Wird die Grunderkrankung behandelt, lässt auch der quälende Juckreiz oft nach. Nicht selten hat sich jedoch bereits ein „Juckreizgedächtnis“ ausgebildet und es juckt weiter, obwohl die Ursache behoben wurde. In vielen Fällen wirken zudem verschiedene Faktoren wie trockene, empfindliche Haut, Stoffwechselstörungen und anhaltende Stressbelastung zusammen. Ein effizientes Management des chronischen Juckreizes sollte daher mehrere Bausteine umfassen, die individuell auf den Patienten abgestimmt werden:

Betroffene sollten möglichst alles meiden, was den Juckreiz verstärken könnte: Statt ausgedehnter heißer Schaumbäder besser nur kurz lauwarm duschen. Schwitzen kann Juckreiz verschlimmern; daher die Raumtemperatur kühl halten und auf luftige Kleidung achten. Auch auf zuviel Alkohol, scharfe Gewürze und heiße Getränke verzichten. Stress wirkt sich ebenfalls ungünstig aus; deshalb für ausreichend Entspannung und Erholung sorgen. Besonders wichtig sei eine konsequente rückfettende, feuchtigkeitsspendende Basispflege der Haut, betont Sonja Ständer. Gerade im Winter ist die Haut oft besonders trocken und neigt vermehrt zu Juckreiz. Um akuten Juckreiz zu bekämpfen, steht eine ganze Reihe Cremes und Lotionen zur Verfügung, die kurzfristig juckreizstillende Wirkstoffe enthalten – welches Produkt individuell am besten geeignet ist, sollte jeder selbst ausprobieren.

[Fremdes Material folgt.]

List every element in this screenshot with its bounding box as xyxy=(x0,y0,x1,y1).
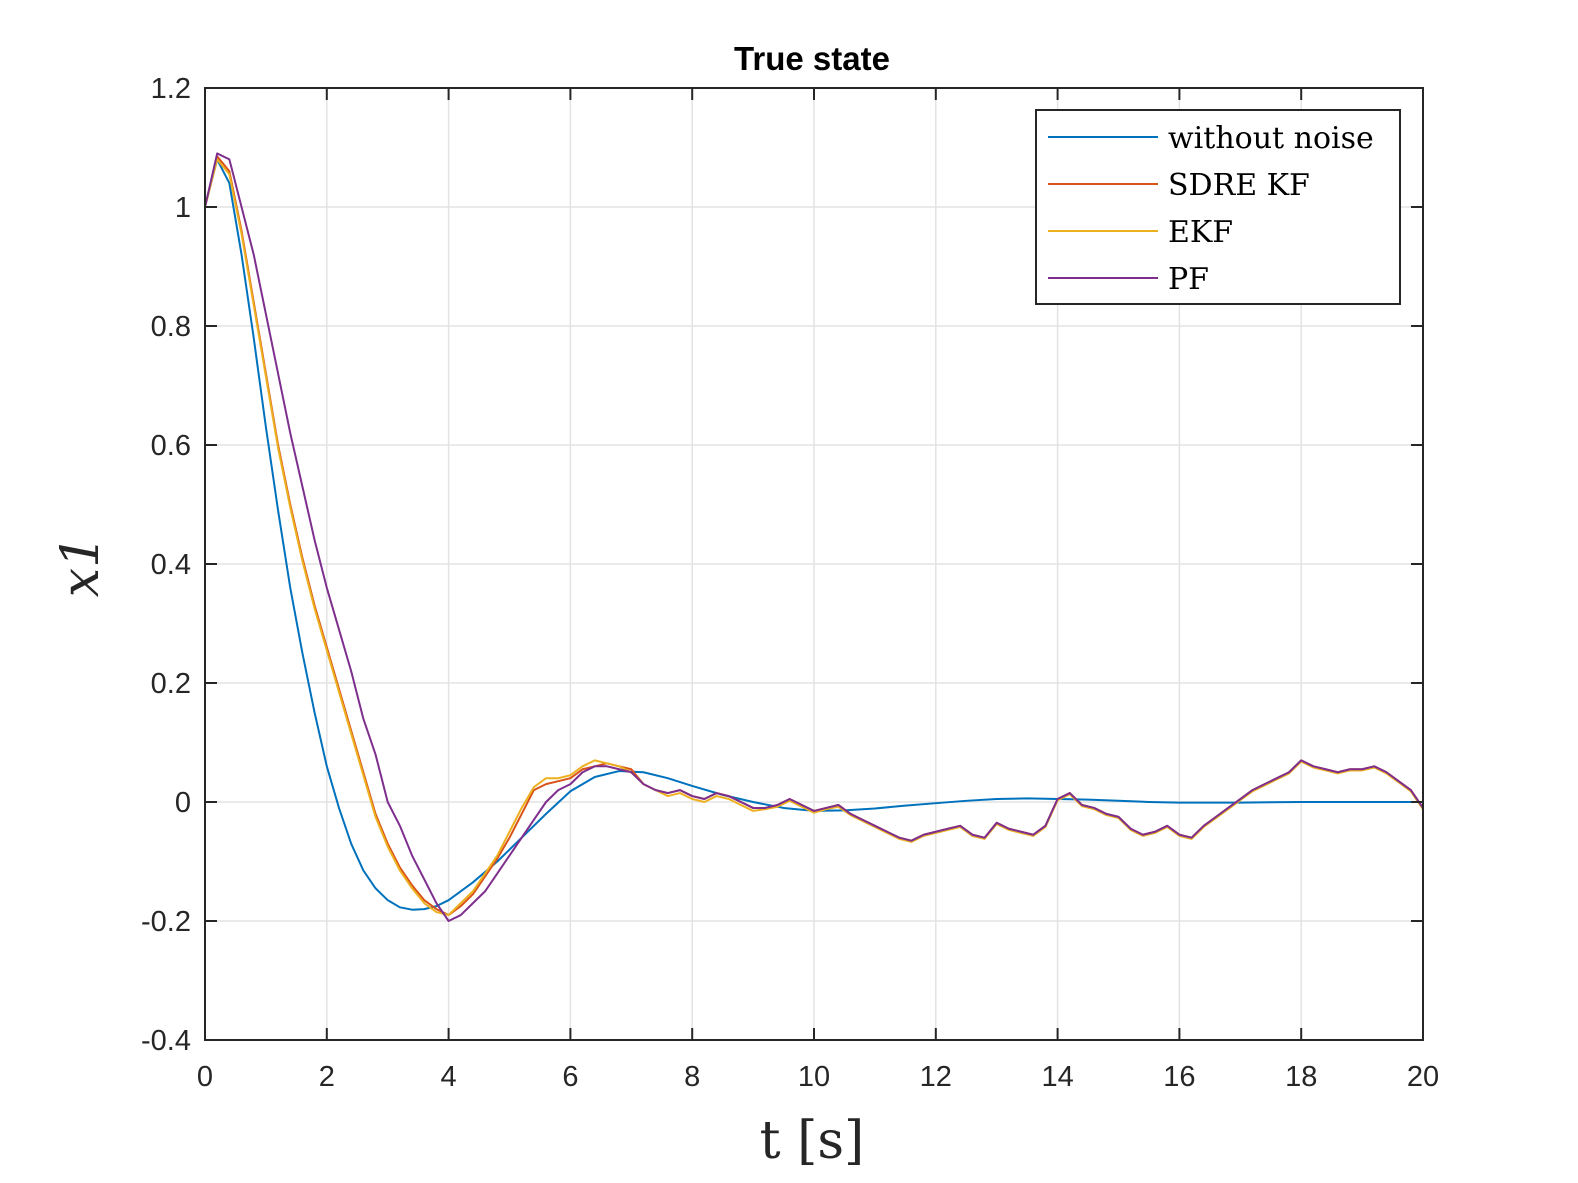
legend: without noise SDRE KF EKF PF xyxy=(1035,109,1401,305)
y-tick-label: 0 xyxy=(175,787,191,819)
y-tick-label: 0.2 xyxy=(151,668,191,700)
y-tick-label: 1 xyxy=(175,192,191,224)
y-tick-label: 0.8 xyxy=(151,311,191,343)
y-tick-labels: -0.4 -0.2 0 0.2 0.4 0.6 0.8 1 1.2 xyxy=(141,73,191,1057)
series-layer xyxy=(205,152,1423,922)
x-tick-label: 20 xyxy=(1407,1061,1439,1093)
x-tick-label: 8 xyxy=(684,1061,700,1093)
y-axis-label-group: x1 xyxy=(51,535,111,597)
legend-label: without noise xyxy=(1168,121,1374,156)
y-tick-label: 0.6 xyxy=(151,430,191,462)
x-tick-labels: 0 2 4 6 8 10 12 14 16 18 20 xyxy=(197,1061,1439,1093)
x-tick-label: 4 xyxy=(441,1061,457,1093)
legend-label: SDRE KF xyxy=(1168,168,1310,203)
y-tick-label: -0.2 xyxy=(141,906,191,938)
x-tick-label: 12 xyxy=(920,1061,952,1093)
x-tick-label: 0 xyxy=(197,1061,213,1093)
ticks xyxy=(204,87,1424,1041)
x-tick-label: 2 xyxy=(319,1061,335,1093)
x-tick-label: 18 xyxy=(1285,1061,1317,1093)
y-axis-label: x1 xyxy=(51,535,111,597)
y-tick-label: 0.4 xyxy=(151,549,191,581)
x-tick-label: 16 xyxy=(1163,1061,1195,1093)
x-tick-label: 14 xyxy=(1041,1061,1073,1093)
legend-label: EKF xyxy=(1168,215,1233,250)
x-tick-label: 6 xyxy=(562,1061,578,1093)
y-tick-label: 1.2 xyxy=(151,73,191,105)
x-axis-label: t [s] xyxy=(760,1111,865,1171)
legend-box xyxy=(1035,109,1401,305)
chart-title: True state xyxy=(734,40,890,77)
y-tick-label: -0.4 xyxy=(141,1025,191,1057)
legend-label: PF xyxy=(1168,262,1209,297)
series-line-without-noise xyxy=(205,158,1423,911)
series-line-pf xyxy=(205,152,1423,922)
x-tick-label: 10 xyxy=(798,1061,830,1093)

Zudem wird oft eine langfristige medikamentöse Unterdrückung des Juckreizes nötig. Hierfür kann der Dermatologe verschiedene erprobte und neu entwickelte Medikamente verordnen: Dazu zählen bestimmte Antihistaminika- Kombinationen sowie entzündungshemmende Kortikosteroide oder Calcineurininhibitoren. Opioidrezeptorantagonisten können im Rückenmark die Juckreizweiterleitung blockieren. Cannabinoidhaltige Präparate beruhigen die Jucknerven und Capsaicin, der „Scharfmacher“ aus den Chilischoten, lässt die überempfindlichen Nervenendigungen in der Haut abstumpfen. Kurzzeitig können auch Antidepressiva wie die modernen Serotonin-Wiederaufnahme-Hemmer eingesetzt werden. In sehr schweren Fällen kann Cyclosporin A erwogen werden, das zu einer Unterdrückung des Immunsystems führt. Akute Kratzspuren sollten mit antientzündlichen Präparaten behandelt werden. Mit diesen Behandlungskonzepten lässt sich der Pruritus bei rund 70 Prozent der Patienten in den Griff bekommen, berichtet Professor Ständer. Derzeit werde intensiv an weiteren Therapiemöglichkeiten geforscht.

Erste Hilfe bei Juckreiz

- Bei akuten Juckreizattacken die Haut mit sofort wirksamen, juckreizstillenden Präparaten eincremen. Wird die Creme im Kühlschrank aufbewahrt, hat sie zudem einen angenehm kühlenden Effekt.
- Ein kühler Waschlappen oder das kurzzeitige Anlegen von feuchten Umschlägen, beispielsweise mit schwarzem Tee, mildert ebenfalls den Juckreiz.
- Alkoholumschläge oder Eispackungen bringen nur kurzfristig Linderung, schädigen aber die Haut und fördern dadurch letztlich den Juckreiz.
- Nicht mit Bürsten, Messern oder anderen Hilfsmitteln kratzen. Die Haut lieber sanft reiben, klopfen oder massieren.
- Den Kratzreflex „umleiten“ und ein Kissen oder die Bettdecke statt der Haut kratzen.
- Eine kreative Beschäftigung für die Hände kann vom Kratzen ablenken.
- Entspannungsübungen können helfen, das akute Kratzbedürfnis abzubauen.